Unless we remember we can “take the hit as a gift.”
We can see this batshit crazy bonkers trainwreck of a family as the Universe presenting us with not one, not two, but three laps to get it right.
If not for ourselves, then for sure for our kids. And their kids.
Rather than forever judging and being judged by each other, and all of us inevitably falling short, we can try something else.
We can contemplate the idealized Man of My Clan, (or Woman of My Clan)––the very best of each generation–hovering just over our shoulder like the Force Ghosts in Star Wars. Outside of time altogether. Eternal.
Our parents didn’t pull it off. Clearly.
Trouble is, if we quiz our kids, we’d likely get failing grades too.
And the very nature of that failure is that we’ve doomed then to do unto others as was done unto them.

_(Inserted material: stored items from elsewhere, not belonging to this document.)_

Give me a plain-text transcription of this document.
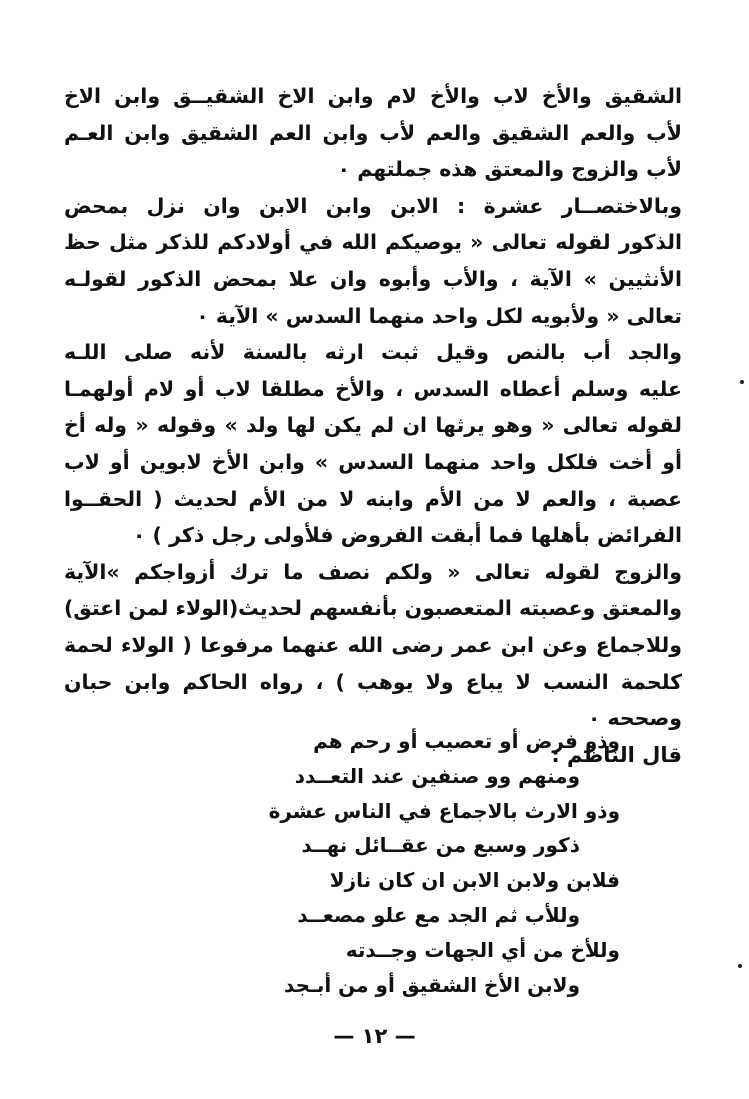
الشقيق والأخ لاب والأخ لام وابن الاخ الشقيــق وابن الاخ
لأب والعم الشقيق والعم لأب وابن العم الشقيق وابن العـم
لأب والزوج والمعتق هذه جملتهم ٠
وبالاختصــار عشرة : الابن وابن الابن وان نزل بمحض
الذكور لقوله تعالى « يوصيكم الله في أولادكم للذكر مثل حظ
الأنثيين » الآية ، والأب وأبوه وان علا بمحض الذكور لقولـه
تعالى « ولأبويه لكل واحد منهما السدس » الآية ٠
والجد أب بالنص وقيل ثبت ارثه بالسنة لأنه صلى اللـه
عليه وسلم أعطاه السدس ، والأخ مطلقا لاب أو لام أولهمـا
لقوله تعالى « وهو يرثها ان لم يكن لها ولد » وقوله « وله أخ
أو أخت فلكل واحد منهما السدس » وابن الأخ لابوين أو لاب
عصبة ، والعم لا من الأم وابنه لا من الأم لحديث ( الحقــوا
الفرائض بأهلها فما أبقت الفروض فلأولى رجل ذكر ) ٠
والزوج لقوله تعالى « ولكم نصف ما ترك أزواجكم »الآية
والمعتق وعصبته المتعصبون بأنفسهم لحديث(الولاء لمن اعتق)
وللاجماع وعن ابن عمر رضى الله عنهما مرفوعا ( الولاء لحمة
كلحمة النسب لا يباع ولا يوهب ) ، رواه الحاكم وابن حبان
وصححه ٠
قال الناظم :
وذو فرض أو تعصيب أو رحم هم
ومنهم وو صنفين عند التعــدد
وذو الارث بالاجماع في الناس عشرة
ذكور وسبع من عقــائل نهــد
فلابن ولابن الابن ان كان نازلا
وللأب ثم الجد مع علو مصعــد
وللأخ من أي الجهات وجــدته
ولابن الأخ الشقيق أو من أبـجد
— ١٢ —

So there’s got to be some way to break this cycle, to figure out the Cosmic Joke and synch back up in time, in the Present, together.
To unlock the magic password and get us all out of this Escape Room of ancestral karma, once and for all.
And what might that password be?
Not 100% certain, to be honest.
This Thanksgiving, first, I’d try “F.O.R.G.I.V.E.N.E.S.S”
and if that doesn’t work, maybe “H.U.M.O.U.R.?”
Because one thing I’m practically certain of:
Whatever it turns out to be, it’s got absolutely nothing to do with mala beads or medicine hats.
Happy Thanksgiving!










We all have plenty of examples of how it goes off the tracks as we get older.
The key is to transition from parent >>>to mentor >>>to elder as you age and your kids become adults.
The more you look to help the ones that follow you find and navigate their “own path” …the more you/we are remembered when we journey on.
If you forever stay in your parent role or live with an outsized ego that is so sure of your importance… then your legacy will be lost. (And pattern likely repeated) For many it’s lost before you turn 50.
I know friends, fellow adults in their 60’s with adult children , who are still trying to control their kid’s lives.
Best to begin as soon as possible to walk beside them as adults. Travel together, with you helping them at times , and them helping you at times.
I believe that is how the chain is broken.
Thanksgiving is my favorite holiday of the year. Unlike Christmas, it doesn’t feel transactional. I only hope for good food and the warm company of family and friends. Forgiveness is how I free myself, and that along with gratitude is how I stay connected to others. Happy Thanksgiving everyone.